History of the Center for the Southwest

The Center for the Southwest under the direction of Virginia Scharff began as the “Center for the American West” in the Department of History at the University of New Mexico in 1989.  Under the direction of Richard W. Etulain, the Center for the American West built on the largest and strongest concentration of nationally recognized western historians in the country to encourage enlarged study of the history and culture of the American West.  These historians at the time included Etulain, Paul Andrew Hutton, John L. Kessell, Gerald D. Nash, Margaret Connell-Szasz, Virginia Scharff, and Ference Szasz.

Drawing on these faculty strengths and on more than a half-century of teaching, research, and library collecting of regional materials, the Center hosted seminars and conferences; sponsored workshops on the history of New Mexico and the West; encouraged publication of regional reference materials; and helped focus research on new topics of western history.  Former director of the Center for the American West is Richard W. Etulain, Professor Emeritus of History at the University of New Mexico.  Etulain is the author and editor of over fifty books, including his most recent publication, Lincoln and Oregon Country Politics in the Civil War Era (2013).  Etulain is also the author of Re-Imagining the Modern American West: A Century of Fiction, History, and Art and Beyond the Missouri: The Story of the American West.  Professor Etulain retired from the University in 2001.

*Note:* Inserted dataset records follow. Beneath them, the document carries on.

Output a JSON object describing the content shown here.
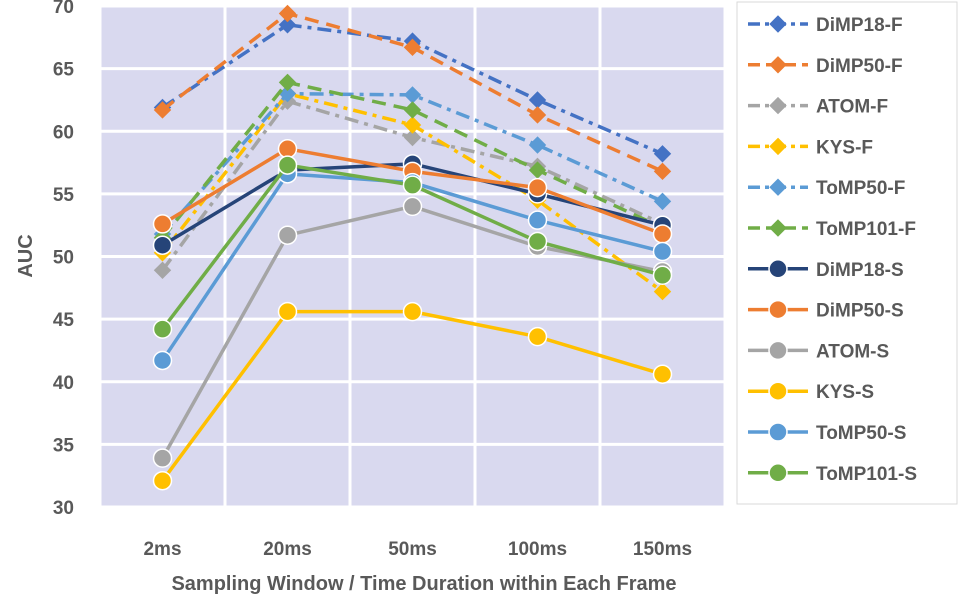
{
  "chart_data": {
    "type": "line",
    "title": "",
    "xlabel": "Sampling Window / Time Duration within Each Frame",
    "ylabel": "AUC",
    "categories": [
      "2ms",
      "20ms",
      "50ms",
      "100ms",
      "150ms"
    ],
    "ylim": [
      30,
      70
    ],
    "yticks": [
      "30",
      "35",
      "40",
      "45",
      "50",
      "55",
      "60",
      "65",
      "70"
    ],
    "grid": true,
    "legend_position": "right",
    "series": [
      {
        "name": "DiMP18-F",
        "color": "#4472C4",
        "dash": "dashdot",
        "marker": "diamond",
        "values": [
          61.9,
          68.5,
          67.2,
          62.5,
          58.2
        ]
      },
      {
        "name": "DiMP50-F",
        "color": "#ED7D31",
        "dash": "dash",
        "marker": "diamond",
        "values": [
          61.7,
          69.4,
          66.7,
          61.3,
          56.8
        ]
      },
      {
        "name": "ATOM-F",
        "color": "#A5A5A5",
        "dash": "dashdot",
        "marker": "diamond",
        "values": [
          48.9,
          62.4,
          59.5,
          57.2,
          52.6
        ]
      },
      {
        "name": "KYS-F",
        "color": "#FFC000",
        "dash": "dashdot",
        "marker": "diamond",
        "values": [
          50.3,
          63.0,
          60.5,
          54.5,
          47.2
        ]
      },
      {
        "name": "ToMP50-F",
        "color": "#5B9BD5",
        "dash": "dashdot",
        "marker": "diamond",
        "values": [
          51.8,
          63.0,
          62.9,
          58.9,
          54.4
        ]
      },
      {
        "name": "ToMP101-F",
        "color": "#70AD47",
        "dash": "dash",
        "marker": "diamond",
        "values": [
          51.5,
          63.9,
          61.7,
          56.9,
          52.3
        ]
      },
      {
        "name": "DiMP18-S",
        "color": "#264478",
        "dash": "solid",
        "marker": "circle",
        "values": [
          50.9,
          56.9,
          57.4,
          55.0,
          52.5
        ]
      },
      {
        "name": "DiMP50-S",
        "color": "#ED7D31",
        "dash": "solid",
        "marker": "circle",
        "values": [
          52.6,
          58.6,
          56.8,
          55.5,
          51.8
        ]
      },
      {
        "name": "ATOM-S",
        "color": "#A5A5A5",
        "dash": "solid",
        "marker": "circle",
        "values": [
          33.9,
          51.7,
          54.0,
          50.8,
          48.8
        ]
      },
      {
        "name": "KYS-S",
        "color": "#FFC000",
        "dash": "solid",
        "marker": "circle",
        "values": [
          32.1,
          45.6,
          45.6,
          43.6,
          40.6
        ]
      },
      {
        "name": "ToMP50-S",
        "color": "#5B9BD5",
        "dash": "solid",
        "marker": "circle",
        "values": [
          41.7,
          56.6,
          55.9,
          52.9,
          50.4
        ]
      },
      {
        "name": "ToMP101-S",
        "color": "#70AD47",
        "dash": "solid",
        "marker": "circle",
        "values": [
          44.2,
          57.3,
          55.7,
          51.2,
          48.5
        ]
      }
    ]
  }
}
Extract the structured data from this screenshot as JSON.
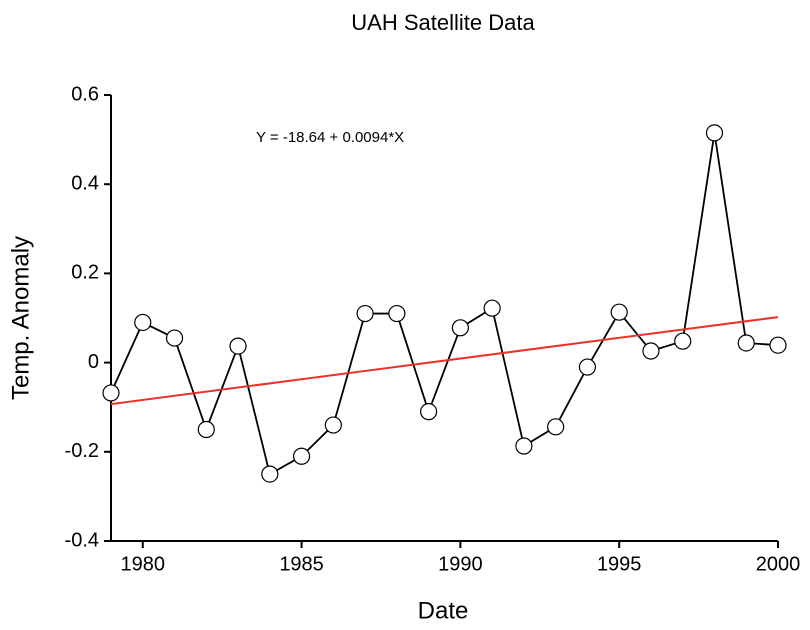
{
  "chart_data": {
    "type": "line",
    "title": "UAH Satellite Data",
    "xlabel": "Date",
    "ylabel": "Temp. Anomaly",
    "annotation": "Y = -18.64 + 0.0094*X",
    "x": [
      1979,
      1980,
      1981,
      1982,
      1983,
      1984,
      1985,
      1986,
      1987,
      1988,
      1989,
      1990,
      1991,
      1992,
      1993,
      1994,
      1995,
      1996,
      1997,
      1998,
      1999,
      2000
    ],
    "values": [
      -0.068,
      0.09,
      0.055,
      -0.15,
      0.037,
      -0.25,
      -0.21,
      -0.14,
      0.11,
      0.11,
      -0.11,
      0.078,
      0.122,
      -0.187,
      -0.144,
      -0.01,
      0.113,
      0.026,
      0.048,
      0.515,
      0.044,
      0.039
    ],
    "color": "#000000",
    "trend_line": {
      "x": [
        1979,
        2000
      ],
      "values": [
        -0.093,
        0.102
      ],
      "color": "#e8322a"
    },
    "xlim": [
      1979,
      2000
    ],
    "xticks": [
      1980,
      1985,
      1990,
      1995,
      2000
    ],
    "ylim": [
      -0.4,
      0.6
    ],
    "yticks": [
      -0.4,
      -0.2,
      0,
      0.2,
      0.4,
      0.6
    ]
  }
}
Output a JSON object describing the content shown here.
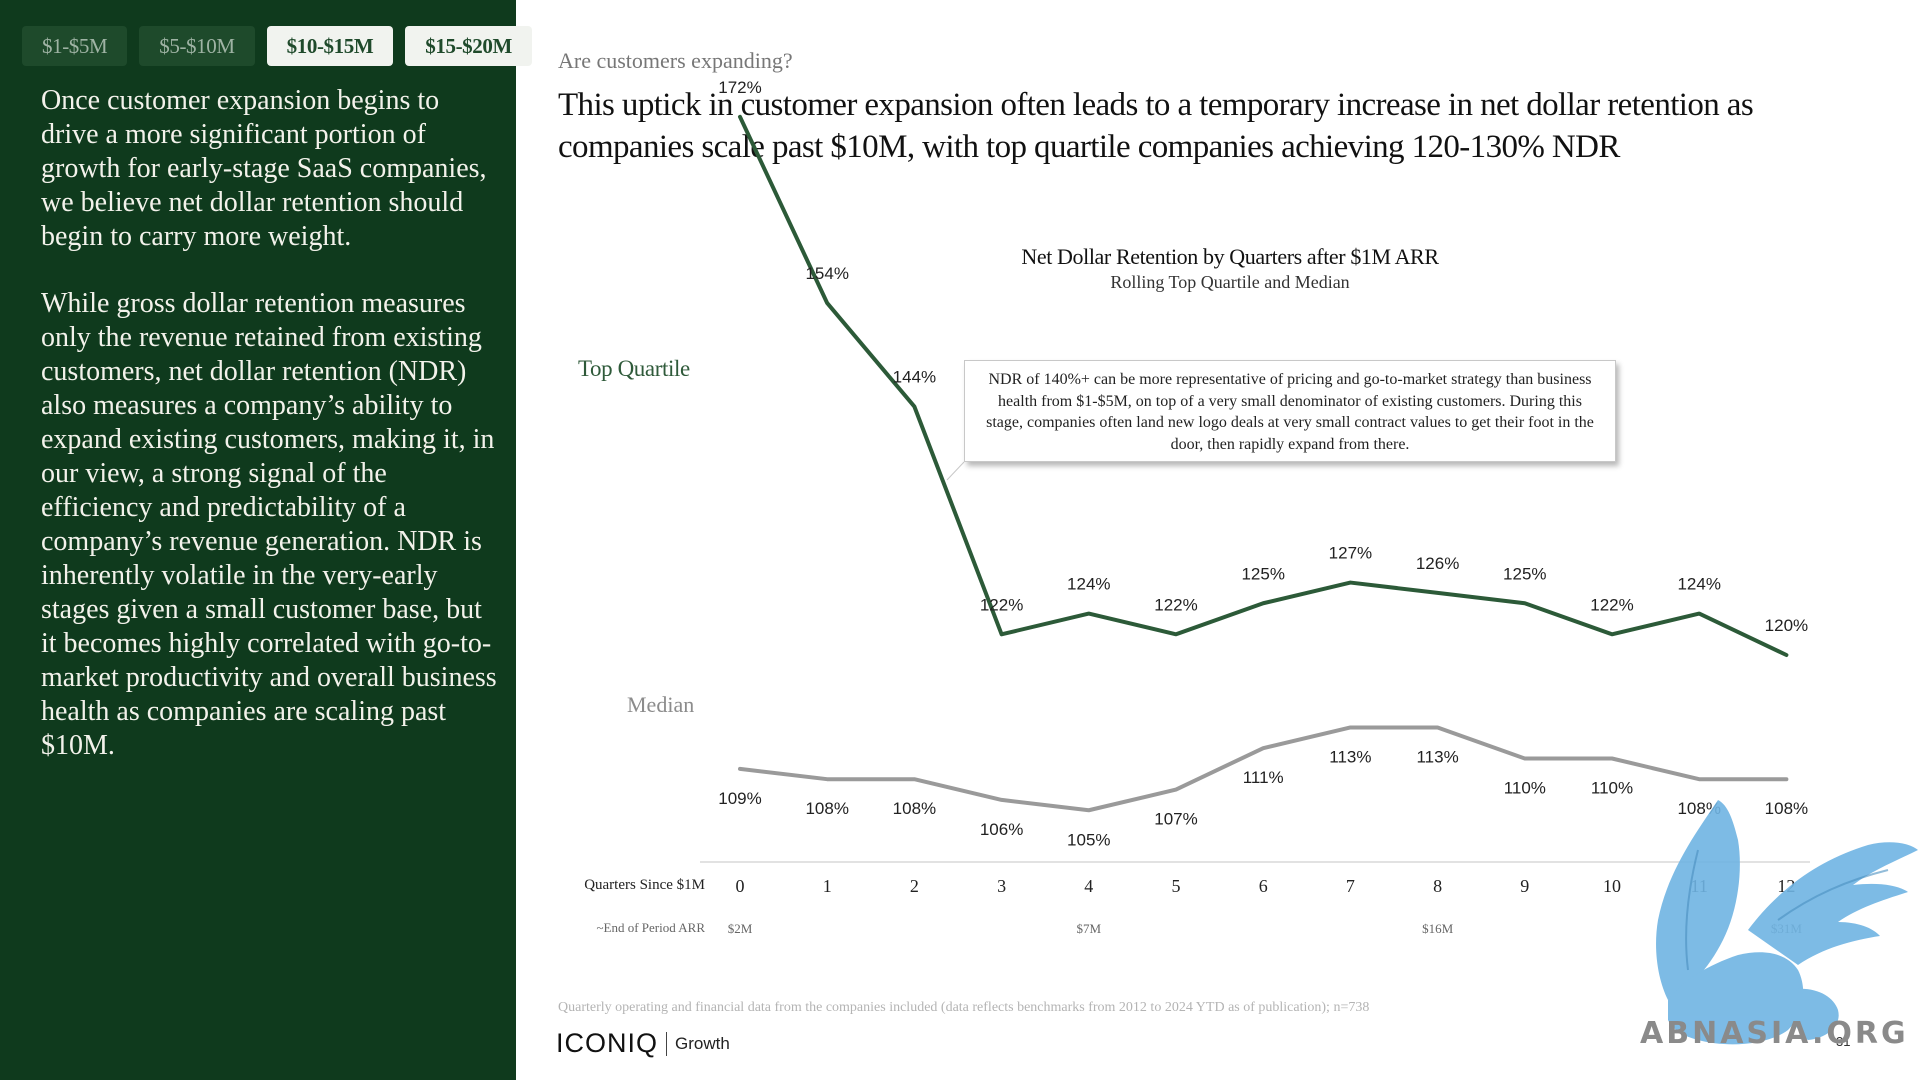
{
  "tabs": [
    {
      "label": "$1-$5M",
      "active": false
    },
    {
      "label": "$5-$10M",
      "active": false
    },
    {
      "label": "$10-$15M",
      "active": true
    },
    {
      "label": "$15-$20M",
      "active": true
    }
  ],
  "body": {
    "paragraph1": "Once customer expansion begins to drive a more significant portion of growth for early-stage SaaS companies, we believe net dollar retention should begin to carry more weight.",
    "paragraph2": "While gross dollar retention measures only the revenue retained from existing customers, net dollar retention (NDR) also measures a company’s ability to expand existing customers, making it, in our view, a strong signal of the efficiency and predictability of a company’s revenue generation. NDR is inherently volatile in the very-early stages given a small customer base, but it becomes highly correlated with go-to-market productivity and overall business health as companies are scaling past $10M."
  },
  "eyebrow": "Are customers expanding?",
  "headline": "This uptick in customer expansion often leads to a temporary increase in net dollar retention as companies scale past $10M, with top quartile companies achieving 120-130% NDR",
  "callout": "NDR of 140%+ can be more representative of pricing and go-to-market strategy than business health from $1-$5M, on top of a very small denominator of existing customers. During this stage, companies often land new logo deals at very small contract values to get their foot in the door, then rapidly expand from there.",
  "chart_data": {
    "type": "line",
    "title": "Net Dollar Retention by Quarters after $1M ARR",
    "subtitle": "Rolling Top Quartile and Median",
    "xlabel": "Quarters Since $1M",
    "x": [
      0,
      1,
      2,
      3,
      4,
      5,
      6,
      7,
      8,
      9,
      10,
      11,
      12
    ],
    "secondary_x_label": "~End of Period ARR",
    "secondary_x_ticks": [
      {
        "x": 0,
        "label": "$2M"
      },
      {
        "x": 4,
        "label": "$7M"
      },
      {
        "x": 8,
        "label": "$16M"
      },
      {
        "x": 12,
        "label": "$31M"
      }
    ],
    "series": [
      {
        "name": "Top Quartile",
        "color": "#2c5a38",
        "values": [
          172,
          154,
          144,
          122,
          124,
          122,
          125,
          127,
          126,
          125,
          122,
          124,
          120
        ]
      },
      {
        "name": "Median",
        "color": "#9a9a9a",
        "values": [
          109,
          108,
          108,
          106,
          105,
          107,
          111,
          113,
          113,
          110,
          110,
          108,
          108
        ]
      }
    ],
    "value_suffix": "%",
    "grid": false,
    "legend": "inline-left"
  },
  "footnote": "Quarterly operating and financial data from the companies included (data reflects benchmarks from 2012 to 2024 YTD as of publication); n=738",
  "logo": {
    "main": "ICONIQ",
    "sub": "Growth"
  },
  "page_number": "31",
  "watermark": "ABNASIA.ORG"
}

In 2001, the Center for the American West became the Center for the Southwest, under the direction of Virginia Scharff, Distinguished Professor of History at the University of New Mexico.  Scharff, a scholar of the American West, Gender, and the United States, has long worked across genres and disciplines, and has sought to address a diverse array of audiences.  She has served on major committees both at the University of New Mexico and in scholarly organizations throughout the nation.  Scharff has lived, studies, and worked not only in New Mexico, but also in Arizona, Colorado, Wyoming, Texas, and California, and understands this region not only as a student of its history, culture, and landscape, but as a denizen and devotee.  Upon her appointment to this position, Scharff noted that one of the most exciting aspects of becoming director is “the certainty that we will measure our success by embracing, encouraging, and making real the great ideas that will come out of new contacts and conversations.”

Since its transition, the Center for the Southwest has continued the Center for the American West’s previous goals to forge links with existing regional programs and centers on campus and throughout the West.  The Center serves as an interdisciplinary organization that encourages conversations, collaborations and creative cooperation among various groups of people, all over the campus, who are involved in southwest studies and regional projects.  Likewise, it promotes programs that encourage undergraduate and graduate students to undertake studies of the diverse, multicultural peoples within the societies and cultures of the Southwest and American West.  In this regard, the programs cover western history from the earliest Indigenous and Hispanic experiences to those of the recent Sunbelt Southwest.  It is the Center’s goal to take regional history to its surrounding communities through a series of courses, exhibits, and conferences.  

The Center for the Southwest also forges links with existing regional programs and centers on campus and throughout the United States, such as the Autry National Center of the American West (Los Angeles, CA), the Bill Lane Center for the American West (Stanford University), the Center for the American West (UC-Boulder), the Center for the Study of the Pacific Northwest (University of Washington), the O’Connor Center for the Rocky Mountain West (University of Montana), the Udall Center for Public Policy (University of Arizona), the Center for Great Plains Studies (University of Nebraska), the Southwest institute for Research on Women (University of Arizona), and the William P. Clements Center for Southwest Studies (Southern Methodist University).